Yesterday Mailchimp posted a blog post about how they needed to “come clean” and admit that they use PHP, the reasons behind it, and why they think it ultimately isn’t that big of a deal. This is a topic that I find really interesting, because…*deep breath*…I too am a PHP programmer. I know, it’s embarrassing. Or is it?
For the last few years, as I’ve become more and more enmeshed in the hacker culture, I’ve watched as more and more disdain has developed among the hacker elite for PHP. Actually, it’s not just PHP; if you want to be one of the cool kids, you pretty much have to do all web application programming in Ruby, Python, LISP, or something really esoteric like Erlang or Haskell. There’s about as much love for PHP these days as for Java and .NET, which is to say “not much”. I’ve even heard people that I respect say that no serious hackers are using PHP for anything.
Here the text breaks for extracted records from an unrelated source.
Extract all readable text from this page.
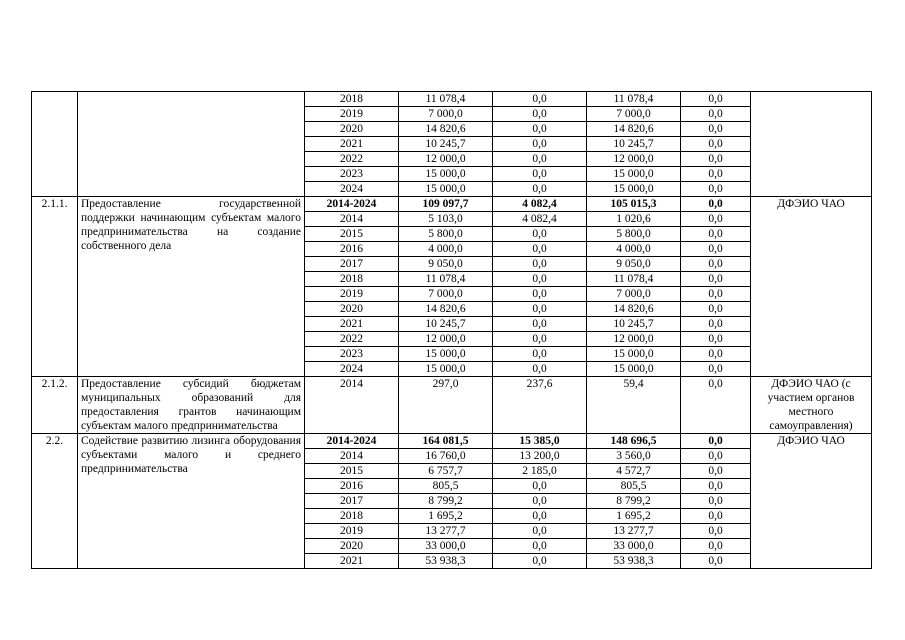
		2018	11 078,4	0,0	11 078,4	0,0	
		2019	7 000,0	0,0	7 000,0	0,0	
		2020	14 820,6	0,0	14 820,6	0,0	
		2021	10 245,7	0,0	10 245,7	0,0	
		2022	12 000,0	0,0	12 000,0	0,0	
		2023	15 000,0	0,0	15 000,0	0,0	
		2024	15 000,0	0,0	15 000,0	0,0	
2.1.1.	Предоставление государственной поддержки начинающим субъектам малого предпринимательства на создание собственного дела	2014-2024	109 097,7	4 082,4	105 015,3	0,0	ДФЭИО ЧАО
		2014	5 103,0	4 082,4	1 020,6	0,0	
		2015	5 800,0	0,0	5 800,0	0,0	
		2016	4 000,0	0,0	4 000,0	0,0	
		2017	9 050,0	0,0	9 050,0	0,0	
		2018	11 078,4	0,0	11 078,4	0,0	
		2019	7 000,0	0,0	7 000,0	0,0	
		2020	14 820,6	0,0	14 820,6	0,0	
		2021	10 245,7	0,0	10 245,7	0,0	
		2022	12 000,0	0,0	12 000,0	0,0	
		2023	15 000,0	0,0	15 000,0	0,0	
		2024	15 000,0	0,0	15 000,0	0,0	
2.1.2.	Предоставление субсидий бюджетам муниципальных образований для предоставления грантов начинающим субъектам малого предпринимательства	2014	297,0	237,6	59,4	0,0	ДФЭИО ЧАО (с участием органов местного самоуправления)
2.2.	Содействие развитию лизинга оборудования субъектами малого и среднего предпринимательства	2014-2024	164 081,5	15 385,0	148 696,5	0,0	ДФЭИО ЧАО
		2014	16 760,0	13 200,0	3 560,0	0,0	
		2015	6 757,7	2 185,0	4 572,7	0,0	
		2016	805,5	0,0	805,5	0,0	
		2017	8 799,2	0,0	8 799,2	0,0	
		2018	1 695,2	0,0	1 695,2	0,0	
		2019	13 277,7	0,0	13 277,7	0,0	
		2020	33 000,0	0,0	33 000,0	0,0	
		2021	53 938,3	0,0	53 938,3	0,0	
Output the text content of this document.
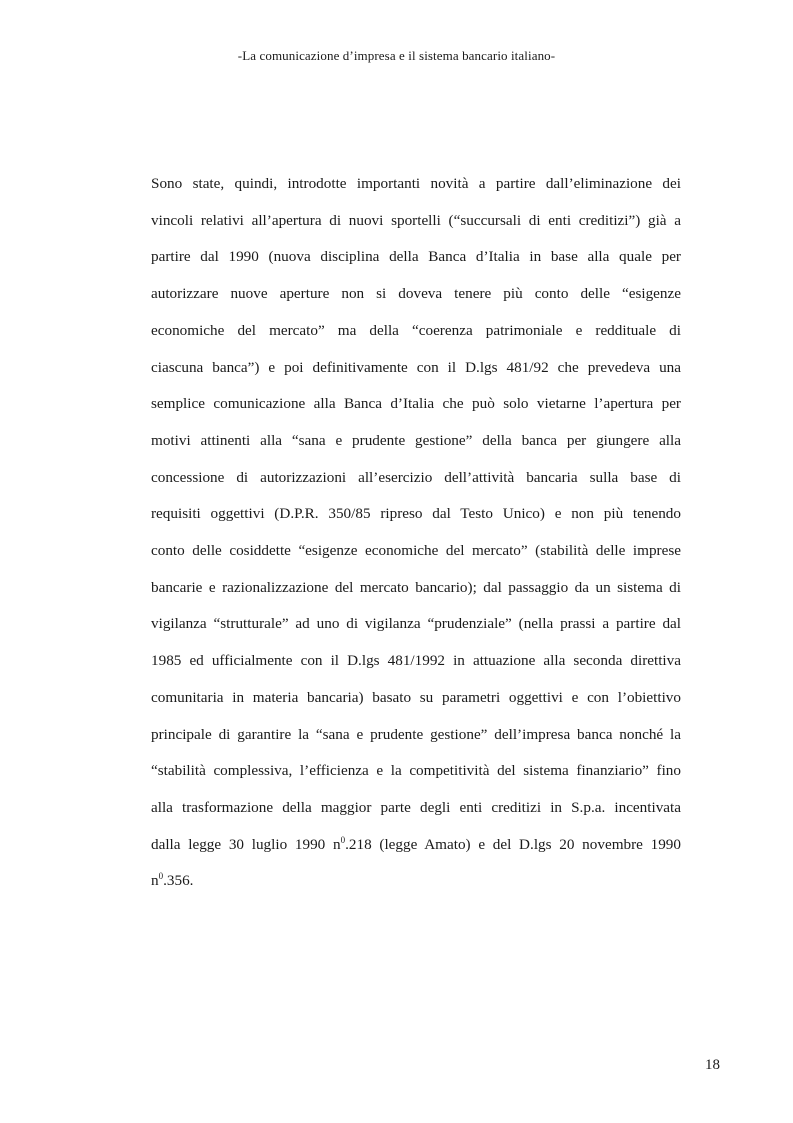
-La comunicazione d’impresa e il sistema bancario italiano-

Sono state, quindi, introdotte importanti novità a partire dall’eliminazione dei
vincoli relativi all’apertura di nuovi sportelli (“succursali di enti creditizi”) già a
partire dal 1990 (nuova disciplina della Banca d’Italia in base alla quale per
autorizzare nuove aperture non si doveva tenere più conto delle “esigenze
economiche del mercato” ma della “coerenza patrimoniale e reddituale di
ciascuna banca”) e poi definitivamente con il D.lgs 481/92 che prevedeva una
semplice comunicazione alla Banca d’Italia che può solo vietarne l’apertura per
motivi attinenti alla “sana e prudente gestione” della banca per giungere alla
concessione di autorizzazioni all’esercizio dell’attività bancaria sulla base di
requisiti oggettivi (D.P.R. 350/85 ripreso dal Testo Unico) e non più tenendo
conto delle cosiddette “esigenze economiche del mercato” (stabilità delle imprese
bancarie e razionalizzazione del mercato bancario); dal passaggio da un sistema di
vigilanza “strutturale” ad uno di vigilanza “prudenziale” (nella prassi a partire dal
1985 ed ufficialmente con il D.lgs 481/1992 in attuazione alla seconda direttiva
comunitaria in materia bancaria) basato su parametri oggettivi e con l’obiettivo
principale di garantire la “sana e prudente gestione” dell’impresa banca nonché la
“stabilità complessiva, l’efficienza e la competitività del sistema finanziario” fino
alla trasformazione della maggior parte degli enti creditizi in S.p.a. incentivata
dalla legge 30 luglio 1990 $n^0.218$ (legge Amato) e del D.lgs 20 novembre 1990
$n^0.356$.

18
PHP has its flaws, and I won’t waste time rehashing that. Neither will I go through the litany of large companies who successfully use PHP, like Yahoo and Facebook. Because ultimately, that’s not really what’s important to me. What’s most important to me is solving my customer’s problems. I’ll program in COBOL if that’s what’s best for my customers. And when I started doing web development five years ago, PHP was far-and-away the best choice for me and for most of my customers. And even today in 2010, I’m not convinced that’s not the case for a variety of problems.
Now, having said all that, I am getting tired of PHP and the limitations of the language, and I’m eager to develop some more advanced skills. So starting in early 2010, I began working with iOS programming, and more recently, I’ve been doing Python/Django as well. I’ve been reading about more theoretical computer science concepts, and going through computer science classes from MIT and Stanford via iTunes U. I’m learning a lot, I’m having tons of fun, and I’ll probably end making more money with these technologies than with PHP. I wish that I had started playing with these things two or three years ago, but I wasn’t ready to push myself as a programmer like I am today. It took time, but now I’m ready to add a level of discipline and rigour that I perhaps wasn’t before.
But in spite of all of that, if a customer calls me tomorrow and needs a simple CMS website, I’ll probably recommend WordPress, even though it’s in PHP. That’s just what’s best for the customer.